Craig and Gatsas also have clashed over how to handle the surging heroin crisis in the Queen City. During a BOMA meeting in June, Gatsas denigrated Craig’s call to use a more cooperative approach towards asking for help from the Hillsborough County legislative delegation to establish a drug court benefiting Manchester. Craig had recommended that BOMA offer to put up $120,050 towards the $443,000 cost of a drug court for northern Hillsborough County. Gatsas rebuffed her efforts and, in turn, was rebuffed by the County delegation, leaving Manchester without a drug court.
In his endorsement message, IBEW Local 490 Business Manager Steven Soule said, “This is a critical election and it is important we have a candidate who cares about working people in our city. Joyce has a vision to grow our city and plans to improve our schools, curb the heroin epidemic, and improve Manchester’s local infrastructure. Her ability to work with others and find compromise is precisely what is needed in the mayor’s office.”
Craig said that she was honored to receive the endorsements of IBEW Local 490 and IBEW Local 2320. “As mayor, I will continue to stand up for and protect Manchester workers and residents,” she said in her own statement.

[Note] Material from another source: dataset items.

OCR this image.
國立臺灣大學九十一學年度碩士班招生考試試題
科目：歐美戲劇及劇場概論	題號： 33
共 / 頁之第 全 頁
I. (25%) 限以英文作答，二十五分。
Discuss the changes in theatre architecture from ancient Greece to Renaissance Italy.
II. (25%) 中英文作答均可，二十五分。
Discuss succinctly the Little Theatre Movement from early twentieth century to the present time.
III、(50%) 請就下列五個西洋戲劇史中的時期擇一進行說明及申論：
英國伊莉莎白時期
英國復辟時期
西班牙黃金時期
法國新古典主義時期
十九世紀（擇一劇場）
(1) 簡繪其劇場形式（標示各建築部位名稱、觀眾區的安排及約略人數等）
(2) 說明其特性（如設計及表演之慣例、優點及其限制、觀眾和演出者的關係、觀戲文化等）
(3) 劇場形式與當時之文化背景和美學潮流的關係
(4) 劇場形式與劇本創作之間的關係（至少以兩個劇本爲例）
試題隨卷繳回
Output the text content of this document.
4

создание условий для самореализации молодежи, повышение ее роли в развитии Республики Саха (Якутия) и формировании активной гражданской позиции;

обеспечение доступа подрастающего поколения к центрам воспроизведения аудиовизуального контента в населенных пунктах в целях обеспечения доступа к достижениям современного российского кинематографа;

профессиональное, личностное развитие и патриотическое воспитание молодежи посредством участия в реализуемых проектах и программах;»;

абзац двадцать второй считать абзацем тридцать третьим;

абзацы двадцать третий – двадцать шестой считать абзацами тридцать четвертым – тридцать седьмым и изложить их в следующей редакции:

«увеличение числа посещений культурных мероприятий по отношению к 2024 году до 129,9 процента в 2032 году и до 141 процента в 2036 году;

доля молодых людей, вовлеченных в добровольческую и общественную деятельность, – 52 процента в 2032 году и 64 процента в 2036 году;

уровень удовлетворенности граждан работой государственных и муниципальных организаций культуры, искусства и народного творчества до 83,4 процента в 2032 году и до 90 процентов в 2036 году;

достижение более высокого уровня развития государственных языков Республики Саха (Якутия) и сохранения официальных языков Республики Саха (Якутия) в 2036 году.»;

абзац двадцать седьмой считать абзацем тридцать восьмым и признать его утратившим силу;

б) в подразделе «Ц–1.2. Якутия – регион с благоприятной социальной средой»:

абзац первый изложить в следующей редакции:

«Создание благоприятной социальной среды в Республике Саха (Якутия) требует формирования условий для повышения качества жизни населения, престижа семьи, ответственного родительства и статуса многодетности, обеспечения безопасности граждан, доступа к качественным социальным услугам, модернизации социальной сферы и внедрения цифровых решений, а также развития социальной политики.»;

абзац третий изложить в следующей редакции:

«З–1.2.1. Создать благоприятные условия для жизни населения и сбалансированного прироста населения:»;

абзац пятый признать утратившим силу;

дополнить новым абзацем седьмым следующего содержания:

She touched on another theme of her campaign, that she would use a more collaborative style as mayor than Ted Gatsas had used in his nearly six years of dealing with BOMA.
“Over the past six years, we have seen the Mayor bully his way through School Board meetings, refuse to engage with other stakeholders to combat the drug epidemic, and ignore our failing infrastructure,” Craig said. “It is time Manchester reached its potential and I will be the leader to unite our city to combat the drug epidemic, improve our schools, and protect Manchester workers and families.”